Ishiguro’s long-awaited seventh novel is not the traditional fantasy in the stereotypical sense of the label: unpronounceable made-up words, valiant heroes coming of age, and a fabricated back story longer than could fit in the 1,200 pages of the published product. Ishiguro’s fantasy is, in a handful of ways, much like his other novels: poignantly brief and excruciatingly sorrowful. The Buried Giant begins in a nameless hamlet in England. King Arthur is dead, and the England he united by sword and by law lies in an uneasy balance of Saxon and Briton. The people also lie under the spell of a heavy mist that suppresses the memories–both good and bad–of everyone it touches. The loss of memory transforms everyone into addled, helpless fools. People hunt for a missing child and then forget why they’re wandering through the woods. They set off down a road and 50 yards later can’t remember where they’re headed. Two elderly villagers, Axl and Beatrice, feel the nagging shade of a memory of a son they once had, and they set off to find him, in spite of their frailty and their foggy minds.

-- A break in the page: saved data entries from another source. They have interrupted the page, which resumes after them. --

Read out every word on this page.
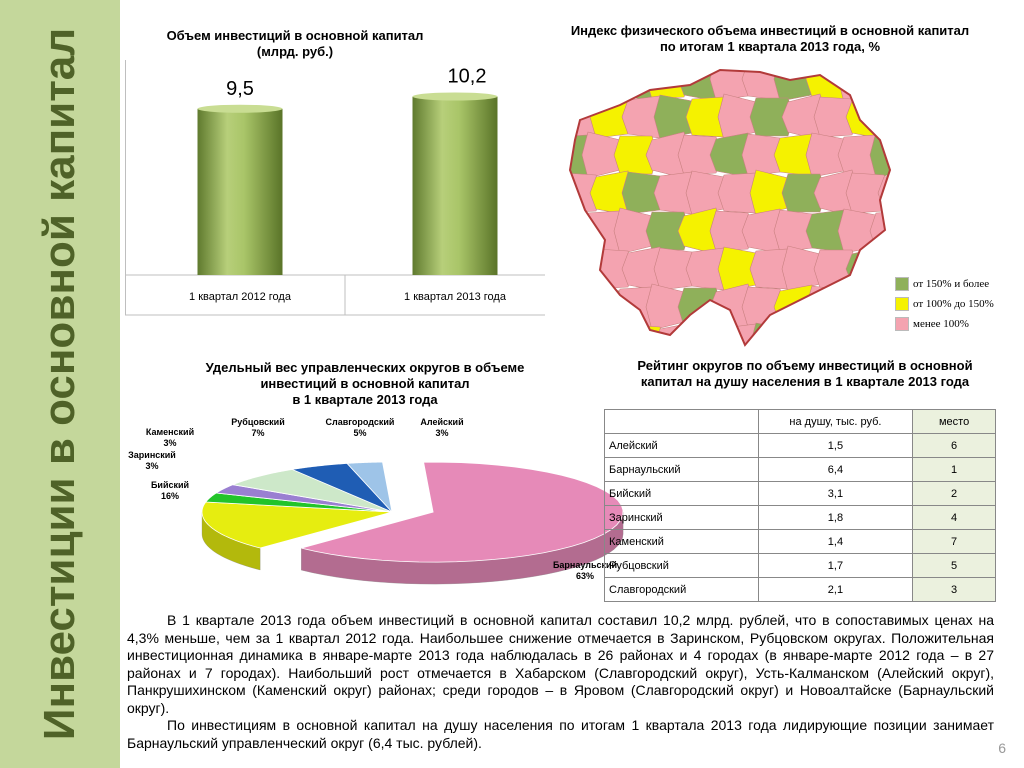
Инвестиции в основной капитал	Объем инвестиций в основной капитал
(млрд. руб.)
9,5
1 квартал 2012 года
10,2
1 квартал 2013 года
Индекс физического объема инвестиций в основной капитал
по итогам 1 квартала 2013 года, %
от 150% и более
от 100% до 150%
менее 100%
Удельный вес управленческих округов в объеме
инвестиций в основной капитал
в 1 квартале 2013 года
Барнаульский
63%
Бийский
16%
Заринский
3%
Каменский
3%
Рубцовский
7%
Славгородский
5%
Алейский
3%
Рейтинг округов по объему инвестиций в основной
капитал на душу населения в 1 квартале 2013 года
	на душу, тыс. руб.	место
Алейский	1,5	6
Барнаульский	6,4	1
Бийский	3,1	2
Заринский	1,8	4
Каменский	1,4	7
Рубцовский	1,7	5
Славгородский	2,1	3

В 1 квартале 2013 года объем инвестиций в основной капитал составил 10,2 млрд. рублей, что в сопоставимых ценах на 4,3% меньше, чем за 1 квартал 2012 года. Наибольшее снижение отмечается в Заринском, Рубцовском округах. Положительная инвестиционная динамика в январе-марте 2013 года наблюдалась в 26 районах и 4 городах (в январе-марте 2012 года – в 27 районах и 7 городах). Наибольший рост отмечается в Хабарском (Славгородский округ), Усть-Калманском (Алейский округ), Панкрушихинском (Каменский округ) районах; среди городов – в Яровом (Славгородский округ) и Новоалтайске (Барнаульский округ).

По инвестициям в основной капитал на душу населения по итогам 1 квартала 2013 года лидирующие позиции занимает Барнаульский управленческий округ (6,4 тыс. рублей).	6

Traveling from their small village, through cursed woods, over craggy mountains, toward their son’s village, the couple encounters a whole cast of references from Arthurian legend (half of which I’m sure I don’t even get). An ancient and doddering Sir Gawain quests with his equally ancient horse Horace to slay the she-dragon Querig who lives on top of the mountain. A young Saxon warrior quests to do the same, and when he crosses paths with our Axl and Beatrice, the couple is caught up in a story that will test the strength of their love as well as their memory. Before the wild world tears them apart from each, Axl and Beatrice must remember what they mean to one another.
One’s own memory is tricksy enough as it is, but when the topic of collective memory is addressed, history becomes a living entity unto its own. Think of how a nation or a society or even a family develops a collective memory through the retelling of an event or through the media or through trending, crowd-sourced narratives. We are constantly building our story as a group. When the mists of forgetting fall on the people of this story, ties are severed between present and past, between husband and wife. Beatrice is tormented with the idea of an incomplete memory, especially the memories of her son, whose name neither she nor Axl can recall. She and Axl have the opportunity to try and lift the curse, but is it worth remembering the pain of the bad memories just to experience the balm of the good ones?

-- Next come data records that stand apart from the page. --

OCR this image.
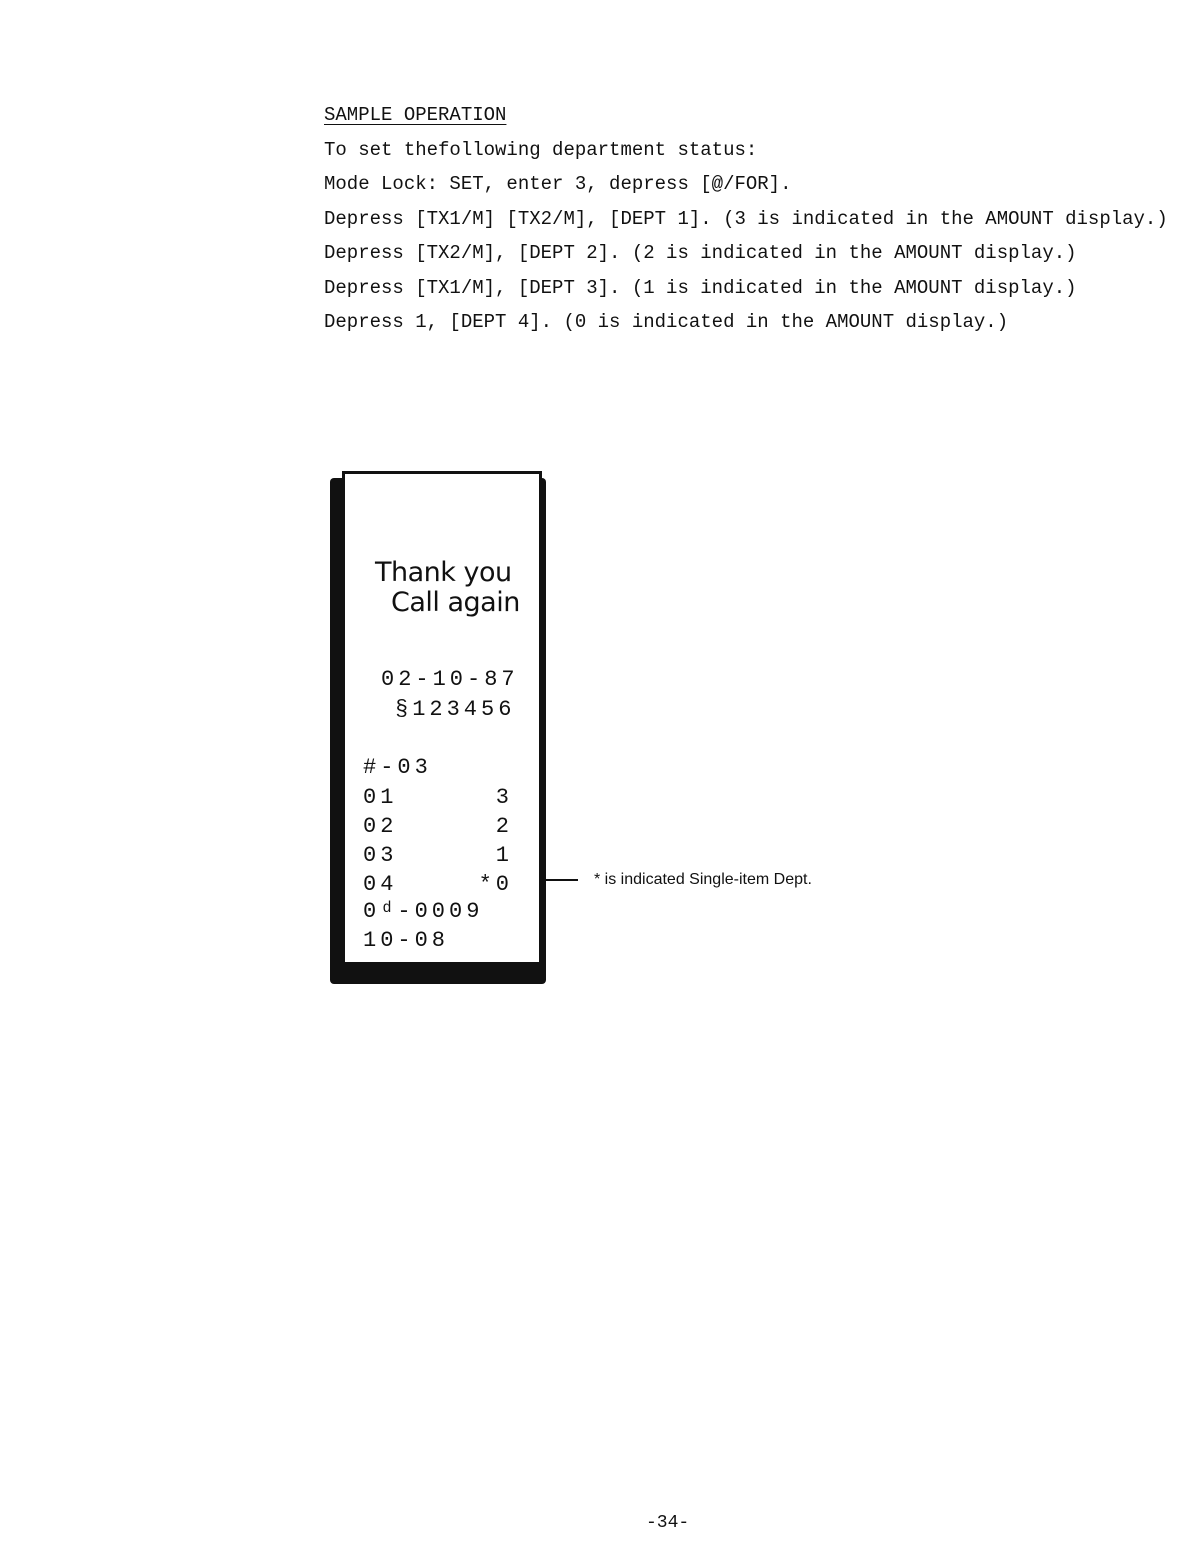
SAMPLE OPERATION
To set thefollowing department status:
Mode Lock: SET, enter 3, depress [@/FOR].
Depress [TX1/M] [TX2/M], [DEPT 1]. (3 is indicated in the AMOUNT display.)
Depress [TX2/M], [DEPT 2]. (2 is indicated in the AMOUNT display.)
Depress [TX1/M], [DEPT 3]. (1 is indicated in the AMOUNT display.)
Depress 1, [DEPT 4]. (0 is indicated in the AMOUNT display.)
Thank you
Call again
02-10-87
§123456
#-03
01	3
02	2
03	1
04	*0
0ᵈ-0009
10-08
* is indicated Single-item Dept.
-34-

Ishiguro returns again and again to the concept of collective memory in his novels. In The Remains of the Day, especially, he discusses denial and misremembering through an aging butler struggling with memories of his involvement in dark deeds during World War II. The Buried Giant takes advantage of its fantasy genre to make the conversation of memory more blatant by making it more magical. Querig’s cursed breath descends on the land and forces a loss of collective memory for an entire generation. The horrors of that past are veiled in blissful forgetfulness, and the joys of a lifetime are only glimpsed in the corner of a dream. Ishiguro calls out humanity’s tendency to bury great tragedies to spare itself the pain and struggle of resolution. The collateral damage of this denial is that great joys and great accomplishments are also buried. Great loves and great progress are lost beneath the earth. Axl and Beatrice’s quest to find their son becomes a quest to remember–their son, their past, and their love for each other. In this beautiful novel that is at once lighthearted and tragic, Ishiguro produces a stunning story that is worth every moment of the ten years we waited for it.
“It would be the saddest thing to me, princess. To walk separately from you, when the ground will let us go as we always did.”
Read It: You don’t need to be a fan of Game of Thrones to enjoy this fantasy novel. In The Buried Giant, Kazuo Ishiguro addresses one of his favorite topics: the discrepancies of memory. The fantasy setting is a thin veil for the author’s deeply moving story about the fluidity of narrative, but it is also a deeply moving story, so whether your a scholar coming to study a contemporary master’s work or a casual reader like myself, just looking for an entertaining and skillfully rendered tale of adventure, look no farther than TBG.
Don’t Read It: You may not want to read this novel if dragons killed your parents or you have some blood feud with your Saxon neighbors. This novel doesn’t pull any punches when discussing the fiery political climate of the post-Arthurian era. Then again, and more likely, you may be expecting the Ishiguro of ten years ago, the Ishiguro of The Remains of the Day, and you’ll probably be disappointed. Gone is the subtler artifice of his earlier years, and if you don’t keep an open mind, his new style will turn you off, marvelous though it is.
Similar Books: I honestly can’t compare this novel to Ishiguro’s others, but if this is your first of his novels, please read The Remains of the Day to feel the power of his prose when Ishiguro reached what some would call the pinnacle of his literary career. Aside from this, The Buried Giant reminded me of classical epics like Virgil’s The Aeneid and Homer’s The Odyssey. Axl and Beatrice’s travels through the English countryside ring of older tales–tales of hellish paths and overcoming otherworldly challenges. For more reading on modern takes of Arthurian legend, read John Steinbeck’s The Acts of King Arthur and His Noble Knights.